Justice Samuel Alito responded by granting the government’s request for a stay, but only until Wednesday. He also requested an additional briefing by Tuesday. Ultimately, the Supreme Court decision will determine whether or not restrictions on the abortion pill will remain in place while the courts work.
Alliance Defending Freedom (ADF), which represented the plaintiffs in the case at the Fifth Circuit, explained:
“In its decision, the 5th Circuit ruled that abortionists are no longer allowed to send chemical abortion drugs through the mail, which the FDA had been allowing since 2021, in direct violation of longstanding federal law. Additionally, in 2016, the FDA extended the permissible gestational age of the baby for which a girl or woman may take chemical abortion drugs—from seven weeks’ gestation to 10 weeks’ gestation. The 5th Circuit’s order moved that back to seven weeks’ gestation, protecting the mother from adverse complications that increase with gestational age, reinstated necessary doctor visits, and brought back the requirement that abortionists must check women for complications after their chemical abortions.

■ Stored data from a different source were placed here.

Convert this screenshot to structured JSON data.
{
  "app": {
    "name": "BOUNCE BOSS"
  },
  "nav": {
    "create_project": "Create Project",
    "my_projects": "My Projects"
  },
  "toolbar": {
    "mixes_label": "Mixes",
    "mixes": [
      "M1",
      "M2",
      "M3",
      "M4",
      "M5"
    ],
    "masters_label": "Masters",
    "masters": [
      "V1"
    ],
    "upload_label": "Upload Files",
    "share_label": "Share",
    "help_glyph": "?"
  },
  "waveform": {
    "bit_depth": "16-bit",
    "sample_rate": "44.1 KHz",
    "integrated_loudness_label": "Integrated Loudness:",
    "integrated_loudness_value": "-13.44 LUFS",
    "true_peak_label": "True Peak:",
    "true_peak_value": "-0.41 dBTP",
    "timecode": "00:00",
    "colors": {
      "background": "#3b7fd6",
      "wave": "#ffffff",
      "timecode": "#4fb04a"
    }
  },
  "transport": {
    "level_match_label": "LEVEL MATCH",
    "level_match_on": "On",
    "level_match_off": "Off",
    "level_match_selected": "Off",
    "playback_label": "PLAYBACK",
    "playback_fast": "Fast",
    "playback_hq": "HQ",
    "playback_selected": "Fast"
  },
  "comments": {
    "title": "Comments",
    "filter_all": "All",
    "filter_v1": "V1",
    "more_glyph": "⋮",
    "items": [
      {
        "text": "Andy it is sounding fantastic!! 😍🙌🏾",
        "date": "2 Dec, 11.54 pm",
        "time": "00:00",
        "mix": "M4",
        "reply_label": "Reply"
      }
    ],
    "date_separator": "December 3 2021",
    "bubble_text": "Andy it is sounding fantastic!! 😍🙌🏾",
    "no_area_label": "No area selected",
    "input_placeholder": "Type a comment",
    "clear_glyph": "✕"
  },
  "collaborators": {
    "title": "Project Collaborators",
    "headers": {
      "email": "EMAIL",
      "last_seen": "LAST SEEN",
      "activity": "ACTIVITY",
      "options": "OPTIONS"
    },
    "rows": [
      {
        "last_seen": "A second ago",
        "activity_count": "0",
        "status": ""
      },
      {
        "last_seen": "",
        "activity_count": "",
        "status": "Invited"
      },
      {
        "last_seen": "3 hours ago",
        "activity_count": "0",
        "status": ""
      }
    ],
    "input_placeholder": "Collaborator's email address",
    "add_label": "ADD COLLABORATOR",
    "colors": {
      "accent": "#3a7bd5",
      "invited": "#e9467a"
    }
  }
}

The 5th Circuit also agreed with ADF attorneys that the FDA’s approval of generic mifepristone was unlawful, and that the manufacturer must cease production by Friday.”
ADF encouraged the Supreme Court to keep women safe from the dangerous abortion pill in a statement, saying, “The 5th Circuit rightly required the agency to prioritize women’s health by restoring critical safeguards, and we’ll urge the Supreme Court to keep that accountability in place.”